The move came amid fears of attacks on the religious minority in revenge for events in Buddhist-dominated Myanmar.
Thousands of supporters of a hardline Islamist group staged protests in the border town of Cox's Bazar after Friday prayers, calling on Myanmar to halt what they called the "genocide" of the Rohingya -- who are in the minority in Myanmar.
Most of the Rohingya refugees have fled to camps around the Bangladesh border city where there were already 300,000 Rohingya before the latest unrest erupted on August 25.
There has been a huge outpouring of sympathy in Bangladesh for the persecuted Muslim group, with media giving blanket coverage to accounts of massacres and torture by the Myanmar army and Buddhist militia.
Cox's Bazar police chief Iqbal Hossain said 550 police have been deployed in the region, including at 145 Buddhist temples, to prevent ethnic violence.
He said police had stepped up security so local Buddhists, who have been established for centuries, "don't feel panicked".
"It's a preventive measure," he told AFP. "We've also set up check-posts across the district."
The reinforcements have come from the port city of Chittagong to watch temples, including the 300-year-old Kendriya Shima Bihar at Ramu, which hosts important Buddhist relics.
Police were also patrolling outside Buddhist temples in Ukhia and Teknaf -- the nearby towns where most of the newly arrived 400,000 Rohingya refugee took refuge.
District authorities have also set up an inter-religious communal harmony committee since the Rohingya crisis started.
Jyotirmoy Barua, a top lawyer from the Buddhist community, told AFP that some 20 armed police were at a temple at Ramu in Cox’s Bazar on Friday.

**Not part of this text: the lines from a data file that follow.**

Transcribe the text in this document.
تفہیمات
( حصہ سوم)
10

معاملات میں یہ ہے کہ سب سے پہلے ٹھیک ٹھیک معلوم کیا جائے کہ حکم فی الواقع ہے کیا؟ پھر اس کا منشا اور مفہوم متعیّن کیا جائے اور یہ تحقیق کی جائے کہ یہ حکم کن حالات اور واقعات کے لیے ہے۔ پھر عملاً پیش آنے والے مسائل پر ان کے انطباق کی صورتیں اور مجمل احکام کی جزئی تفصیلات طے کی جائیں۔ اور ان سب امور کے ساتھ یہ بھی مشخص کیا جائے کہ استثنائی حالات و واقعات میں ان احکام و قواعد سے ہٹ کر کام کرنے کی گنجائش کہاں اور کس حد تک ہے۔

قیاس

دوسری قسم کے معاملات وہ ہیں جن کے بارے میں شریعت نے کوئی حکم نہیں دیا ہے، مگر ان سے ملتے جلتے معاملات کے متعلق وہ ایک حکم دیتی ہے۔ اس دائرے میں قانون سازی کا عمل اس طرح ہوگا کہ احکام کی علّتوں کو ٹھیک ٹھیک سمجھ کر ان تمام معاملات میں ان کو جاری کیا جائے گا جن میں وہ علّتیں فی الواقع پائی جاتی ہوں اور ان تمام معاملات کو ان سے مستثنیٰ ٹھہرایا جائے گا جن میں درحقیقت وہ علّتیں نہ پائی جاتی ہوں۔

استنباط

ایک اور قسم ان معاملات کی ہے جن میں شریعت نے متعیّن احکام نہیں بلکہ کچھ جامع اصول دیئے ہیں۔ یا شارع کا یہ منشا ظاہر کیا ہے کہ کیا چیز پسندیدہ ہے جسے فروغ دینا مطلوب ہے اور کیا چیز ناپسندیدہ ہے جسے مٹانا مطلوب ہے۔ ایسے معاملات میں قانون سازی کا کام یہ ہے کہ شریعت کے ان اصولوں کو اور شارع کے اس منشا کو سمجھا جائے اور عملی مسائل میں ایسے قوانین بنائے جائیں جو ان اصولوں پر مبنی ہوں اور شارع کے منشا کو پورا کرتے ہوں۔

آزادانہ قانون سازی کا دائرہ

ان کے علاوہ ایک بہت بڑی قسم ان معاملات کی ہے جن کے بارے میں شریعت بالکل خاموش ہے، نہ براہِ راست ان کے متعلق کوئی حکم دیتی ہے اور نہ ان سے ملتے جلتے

Buddhist leaders in Bangladesh have protested the anti-Rohingya violence in Myanmar's Rakhine state and have urged Myanmar to resolve the crisis.
They said there have been some minor incidents targeting the Buddhist community.
"They (Bangladeshi Buddhists) are feeling insecure. There is uneasiness," Barua said.
Police in neighbouring Chittagong district have also stepped up security at dozens of Buddhist temples, a senior police official told local media.
Buddhists make up less than one percent of Bangladesh's 160 million people. They are well integrated in society but have faced past attacks.
In 2012, some 25,000 Muslims attacked Buddhist temples and businesses around Cox's Bazar after a Buddhist allegedly put an image defaming the Koran on Facebook.
At least 11 Buddhist temples were torched in the riot. There were allegations in the local press that some Rohingya joined the attack.